In this study, we report the discovery of a novel central pathway in fungi responsible for the catabolism of gallate and related aromatic compounds using the central intermediate 1,2,3,5‐tetrahydroxybenzene (Figure 8). Surprisingly, this pathway differs from those described and/or proposed before for the catabolism of gallate in both bacteria and fungi (Lubbers et al., [23]). Based on this discovery, it is wrong to refer to gallate as a central metabolite for fungi; instead, gallate is one of several compounds channelled towards this novel central pathway. The pathway contains two genes encoding proteins having yet no known activities (i.e. DUF3500 and no domains short protein), which necessitates further investigation into their unusual mechanisms of action. However, based on the data, we hypothesize that the DUF3500 protein functions as a newly discovered ring‐cleavage enzyme, deserving focused analysis soon.

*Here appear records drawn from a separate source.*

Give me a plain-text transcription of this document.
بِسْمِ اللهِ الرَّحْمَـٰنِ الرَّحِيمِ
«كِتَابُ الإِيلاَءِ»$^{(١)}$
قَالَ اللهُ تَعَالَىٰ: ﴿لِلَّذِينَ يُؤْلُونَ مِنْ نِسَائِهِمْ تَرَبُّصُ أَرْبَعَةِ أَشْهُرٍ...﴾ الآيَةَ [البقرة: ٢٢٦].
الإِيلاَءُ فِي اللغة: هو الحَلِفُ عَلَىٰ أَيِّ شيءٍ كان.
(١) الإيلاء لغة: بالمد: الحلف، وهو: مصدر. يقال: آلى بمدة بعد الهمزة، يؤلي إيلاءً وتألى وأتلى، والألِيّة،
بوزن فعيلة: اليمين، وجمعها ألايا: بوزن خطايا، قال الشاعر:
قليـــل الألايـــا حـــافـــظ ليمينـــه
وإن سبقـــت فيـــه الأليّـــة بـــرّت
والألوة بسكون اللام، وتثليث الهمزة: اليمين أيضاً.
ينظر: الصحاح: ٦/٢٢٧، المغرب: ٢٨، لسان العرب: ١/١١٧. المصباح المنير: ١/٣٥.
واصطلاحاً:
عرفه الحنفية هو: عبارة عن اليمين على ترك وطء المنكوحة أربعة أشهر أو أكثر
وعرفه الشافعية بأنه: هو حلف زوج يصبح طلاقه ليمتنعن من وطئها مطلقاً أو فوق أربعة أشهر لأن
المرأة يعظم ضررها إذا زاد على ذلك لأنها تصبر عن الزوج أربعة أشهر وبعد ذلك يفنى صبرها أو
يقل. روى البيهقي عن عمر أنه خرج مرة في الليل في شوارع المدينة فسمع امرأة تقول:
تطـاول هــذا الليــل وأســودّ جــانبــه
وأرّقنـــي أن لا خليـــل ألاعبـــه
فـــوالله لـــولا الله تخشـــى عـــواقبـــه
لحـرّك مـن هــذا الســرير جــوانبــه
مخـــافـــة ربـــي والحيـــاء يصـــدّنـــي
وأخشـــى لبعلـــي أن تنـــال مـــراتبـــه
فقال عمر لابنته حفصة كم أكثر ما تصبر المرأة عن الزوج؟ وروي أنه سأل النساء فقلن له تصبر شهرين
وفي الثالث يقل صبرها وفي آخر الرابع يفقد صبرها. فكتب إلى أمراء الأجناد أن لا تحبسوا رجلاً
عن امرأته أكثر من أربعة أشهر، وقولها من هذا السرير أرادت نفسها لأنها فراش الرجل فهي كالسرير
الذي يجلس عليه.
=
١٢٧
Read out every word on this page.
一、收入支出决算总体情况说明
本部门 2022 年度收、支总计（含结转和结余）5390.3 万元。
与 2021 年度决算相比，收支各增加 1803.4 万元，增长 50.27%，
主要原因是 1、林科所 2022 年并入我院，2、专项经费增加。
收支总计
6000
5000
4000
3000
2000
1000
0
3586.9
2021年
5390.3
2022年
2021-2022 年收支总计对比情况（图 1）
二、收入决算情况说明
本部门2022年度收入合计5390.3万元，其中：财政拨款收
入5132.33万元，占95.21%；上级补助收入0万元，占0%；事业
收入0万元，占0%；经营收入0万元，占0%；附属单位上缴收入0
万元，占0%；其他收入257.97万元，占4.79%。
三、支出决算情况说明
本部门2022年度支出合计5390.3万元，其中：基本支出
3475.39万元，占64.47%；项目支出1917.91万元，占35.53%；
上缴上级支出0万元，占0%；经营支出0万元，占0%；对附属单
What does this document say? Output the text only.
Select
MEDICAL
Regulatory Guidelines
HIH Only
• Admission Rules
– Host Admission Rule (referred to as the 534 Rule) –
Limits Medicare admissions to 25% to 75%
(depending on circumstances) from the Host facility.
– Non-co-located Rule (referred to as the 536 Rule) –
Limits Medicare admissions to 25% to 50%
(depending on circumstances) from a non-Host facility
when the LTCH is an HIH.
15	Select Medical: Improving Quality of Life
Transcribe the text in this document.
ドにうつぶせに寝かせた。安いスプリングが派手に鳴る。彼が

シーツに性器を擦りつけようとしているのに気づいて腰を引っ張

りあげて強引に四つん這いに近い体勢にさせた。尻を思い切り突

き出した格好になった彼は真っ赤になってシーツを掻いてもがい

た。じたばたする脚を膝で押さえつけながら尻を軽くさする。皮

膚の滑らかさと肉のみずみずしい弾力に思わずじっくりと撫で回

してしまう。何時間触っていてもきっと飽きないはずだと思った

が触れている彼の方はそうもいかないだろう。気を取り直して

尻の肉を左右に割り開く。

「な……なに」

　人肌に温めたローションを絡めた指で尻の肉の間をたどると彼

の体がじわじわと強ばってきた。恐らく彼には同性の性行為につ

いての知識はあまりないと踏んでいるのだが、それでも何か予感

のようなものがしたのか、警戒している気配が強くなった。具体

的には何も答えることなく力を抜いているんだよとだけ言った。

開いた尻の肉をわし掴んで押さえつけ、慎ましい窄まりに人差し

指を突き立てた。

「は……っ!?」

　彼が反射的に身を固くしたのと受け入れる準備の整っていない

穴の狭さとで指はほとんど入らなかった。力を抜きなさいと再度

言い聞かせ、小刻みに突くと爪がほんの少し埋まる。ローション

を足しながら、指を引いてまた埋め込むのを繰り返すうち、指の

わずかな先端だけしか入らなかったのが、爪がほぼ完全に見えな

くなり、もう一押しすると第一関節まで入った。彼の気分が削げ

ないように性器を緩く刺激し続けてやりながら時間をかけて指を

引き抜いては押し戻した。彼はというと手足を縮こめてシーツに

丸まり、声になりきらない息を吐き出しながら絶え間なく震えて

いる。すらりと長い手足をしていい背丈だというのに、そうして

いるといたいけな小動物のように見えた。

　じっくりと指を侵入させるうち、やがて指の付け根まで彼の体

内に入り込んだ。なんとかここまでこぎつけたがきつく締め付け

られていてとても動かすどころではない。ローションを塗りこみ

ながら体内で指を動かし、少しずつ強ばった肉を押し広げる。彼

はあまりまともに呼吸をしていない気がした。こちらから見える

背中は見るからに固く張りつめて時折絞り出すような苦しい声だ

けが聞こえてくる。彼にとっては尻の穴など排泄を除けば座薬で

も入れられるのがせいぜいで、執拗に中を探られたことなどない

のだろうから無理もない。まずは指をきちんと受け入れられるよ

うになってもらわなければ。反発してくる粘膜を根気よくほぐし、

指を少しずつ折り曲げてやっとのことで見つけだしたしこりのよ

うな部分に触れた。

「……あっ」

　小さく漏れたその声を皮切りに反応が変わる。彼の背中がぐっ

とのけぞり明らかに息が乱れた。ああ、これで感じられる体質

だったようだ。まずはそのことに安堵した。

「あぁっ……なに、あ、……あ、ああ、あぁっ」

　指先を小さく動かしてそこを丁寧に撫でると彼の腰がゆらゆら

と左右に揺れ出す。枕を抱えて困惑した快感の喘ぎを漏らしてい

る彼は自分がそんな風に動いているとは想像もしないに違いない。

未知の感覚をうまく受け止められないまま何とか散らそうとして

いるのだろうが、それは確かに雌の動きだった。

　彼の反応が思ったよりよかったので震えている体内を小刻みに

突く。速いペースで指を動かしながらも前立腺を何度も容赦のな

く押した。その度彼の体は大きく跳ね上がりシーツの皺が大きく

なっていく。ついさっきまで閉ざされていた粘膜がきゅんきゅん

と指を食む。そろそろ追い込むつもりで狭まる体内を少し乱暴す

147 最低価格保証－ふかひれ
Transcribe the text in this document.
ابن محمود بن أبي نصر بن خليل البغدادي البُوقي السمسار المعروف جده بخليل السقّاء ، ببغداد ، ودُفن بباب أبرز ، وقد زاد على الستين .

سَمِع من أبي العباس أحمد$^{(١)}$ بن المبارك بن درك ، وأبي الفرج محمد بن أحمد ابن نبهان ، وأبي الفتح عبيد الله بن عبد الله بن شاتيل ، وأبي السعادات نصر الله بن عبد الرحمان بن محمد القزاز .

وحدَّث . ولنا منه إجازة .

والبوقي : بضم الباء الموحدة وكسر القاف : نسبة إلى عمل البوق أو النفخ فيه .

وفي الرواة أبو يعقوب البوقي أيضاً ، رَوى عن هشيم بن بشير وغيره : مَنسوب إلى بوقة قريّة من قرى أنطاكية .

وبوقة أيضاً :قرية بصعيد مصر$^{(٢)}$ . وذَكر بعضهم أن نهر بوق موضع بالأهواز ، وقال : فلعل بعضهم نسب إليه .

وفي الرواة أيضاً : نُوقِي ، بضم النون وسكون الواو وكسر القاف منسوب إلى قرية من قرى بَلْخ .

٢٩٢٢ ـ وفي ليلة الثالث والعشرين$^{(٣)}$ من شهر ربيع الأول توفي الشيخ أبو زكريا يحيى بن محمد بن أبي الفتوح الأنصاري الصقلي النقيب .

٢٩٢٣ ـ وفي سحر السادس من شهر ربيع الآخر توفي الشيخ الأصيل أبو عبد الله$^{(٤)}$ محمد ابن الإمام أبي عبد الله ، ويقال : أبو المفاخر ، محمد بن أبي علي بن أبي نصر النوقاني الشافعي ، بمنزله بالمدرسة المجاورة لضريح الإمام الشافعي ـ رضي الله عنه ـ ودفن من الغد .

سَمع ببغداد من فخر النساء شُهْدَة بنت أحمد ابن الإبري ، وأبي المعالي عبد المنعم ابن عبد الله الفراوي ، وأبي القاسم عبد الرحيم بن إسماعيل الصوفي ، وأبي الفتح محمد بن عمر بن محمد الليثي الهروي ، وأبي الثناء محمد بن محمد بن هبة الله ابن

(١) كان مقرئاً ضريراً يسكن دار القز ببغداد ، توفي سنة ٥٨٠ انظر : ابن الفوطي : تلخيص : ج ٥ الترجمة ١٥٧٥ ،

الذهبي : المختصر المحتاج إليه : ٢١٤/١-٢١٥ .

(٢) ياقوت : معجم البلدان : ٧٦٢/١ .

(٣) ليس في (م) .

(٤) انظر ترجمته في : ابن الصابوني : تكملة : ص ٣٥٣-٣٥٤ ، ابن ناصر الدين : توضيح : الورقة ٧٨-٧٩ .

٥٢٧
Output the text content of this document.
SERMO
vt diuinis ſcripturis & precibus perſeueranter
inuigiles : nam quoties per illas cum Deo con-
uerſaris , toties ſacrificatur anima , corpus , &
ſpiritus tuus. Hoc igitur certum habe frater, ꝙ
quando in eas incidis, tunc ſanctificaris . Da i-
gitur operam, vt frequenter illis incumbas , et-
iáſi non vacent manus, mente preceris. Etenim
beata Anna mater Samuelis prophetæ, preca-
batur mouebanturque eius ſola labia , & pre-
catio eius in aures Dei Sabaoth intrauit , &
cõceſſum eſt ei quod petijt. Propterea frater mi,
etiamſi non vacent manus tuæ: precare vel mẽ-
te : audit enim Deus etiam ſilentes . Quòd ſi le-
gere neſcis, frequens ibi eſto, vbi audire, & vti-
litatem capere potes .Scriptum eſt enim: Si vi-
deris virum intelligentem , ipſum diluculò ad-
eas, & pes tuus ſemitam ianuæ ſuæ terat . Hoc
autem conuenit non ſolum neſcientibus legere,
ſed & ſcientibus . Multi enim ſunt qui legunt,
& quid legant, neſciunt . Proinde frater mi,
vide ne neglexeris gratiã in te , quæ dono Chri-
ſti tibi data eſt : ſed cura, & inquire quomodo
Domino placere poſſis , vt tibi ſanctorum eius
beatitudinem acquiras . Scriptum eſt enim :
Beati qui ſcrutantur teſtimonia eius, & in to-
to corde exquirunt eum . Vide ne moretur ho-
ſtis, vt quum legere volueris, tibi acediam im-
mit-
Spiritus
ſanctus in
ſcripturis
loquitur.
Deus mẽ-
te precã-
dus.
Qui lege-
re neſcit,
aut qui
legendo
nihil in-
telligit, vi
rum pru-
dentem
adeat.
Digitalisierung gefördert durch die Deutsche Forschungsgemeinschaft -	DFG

The intermediate 1,2,3,5‐tetrahydroxybenzene was previously reported in the catabolism of aromatic compounds in bacteria, specifically in the catabolism of gallate or phloroglucinol. It functions as a cocatalyst in the anaerobic conversion of pyrogallol to phloroglucinol, i.e., after initial non‐oxidative decarboxylation of gallate (Paizs et al., [31]), or as a hydroxylation intermediate in the catabolism of phloroglucinol (Armstrong & Patel, [3]). Only the last partially resembles the central pathway reported here, as acetopyruvate was also identified as a near‐end‐metabolite. They, however, may differ, because in the bacteria phloroglucinol catabolism proceeds through this pathway but this dependence was not observed here in A. nidulans (Figure 5). In a recent study, the derivative 6‐methoxy‐1,2,4‐trihydroxybenzene (6‐MeOTHB) of the central intermediate 1,2,3,5‐tetrahydroxybenzene was identified during the catabolism of syringate (also a methoxy derivative of gallate) in the Basidiomycota Phanerochaete chrysosporium (Kato et al., [17]). 6‐MeOTHB was converted in vitro, by hydroxyquinol 1,2‐dioxygenase, to 4‐hydroxy‐2‐methoxy‐cis, cis‐muconate (Kato et al., [17]) but the subsequent catabolic steps were unlooked. Syringate can be metabolized into 5‐hydroxyvanillate (Kato et al., [17]; Lubbers et al., [23]), which likely undergoes prompt conversion to either 6‐MeOTHB or 1,2,3,5‐tetrahydroxybenzene, thereby effectively excluding the formation of gallate. The DUF3500 and the no domains short protein genes are both absent in Phanerochaete genomes, despite being present in genomes of various species in the subphylum Agaricomycotina. These findings suggest that additional pathways for the metabolism of 1,2,3,5‐tetrahydroxybenzene or its methoxy derivatives await discovery. Finally, the DUF3500 gene is well represented in certain bacteria genomes, including, for example, Sphingomonas, where it may explain the redundancy observed in this bacteria; deletion of the known key gallate catabolic genes—LigAB (protocatechuate 4,5‐dioxygenase), DesZ (3‐O‐methylgallate 3,4‐dioxygenase) and DesB (gallate dioxygenase)—did not block gallate utilization (Kasai et al., [16]).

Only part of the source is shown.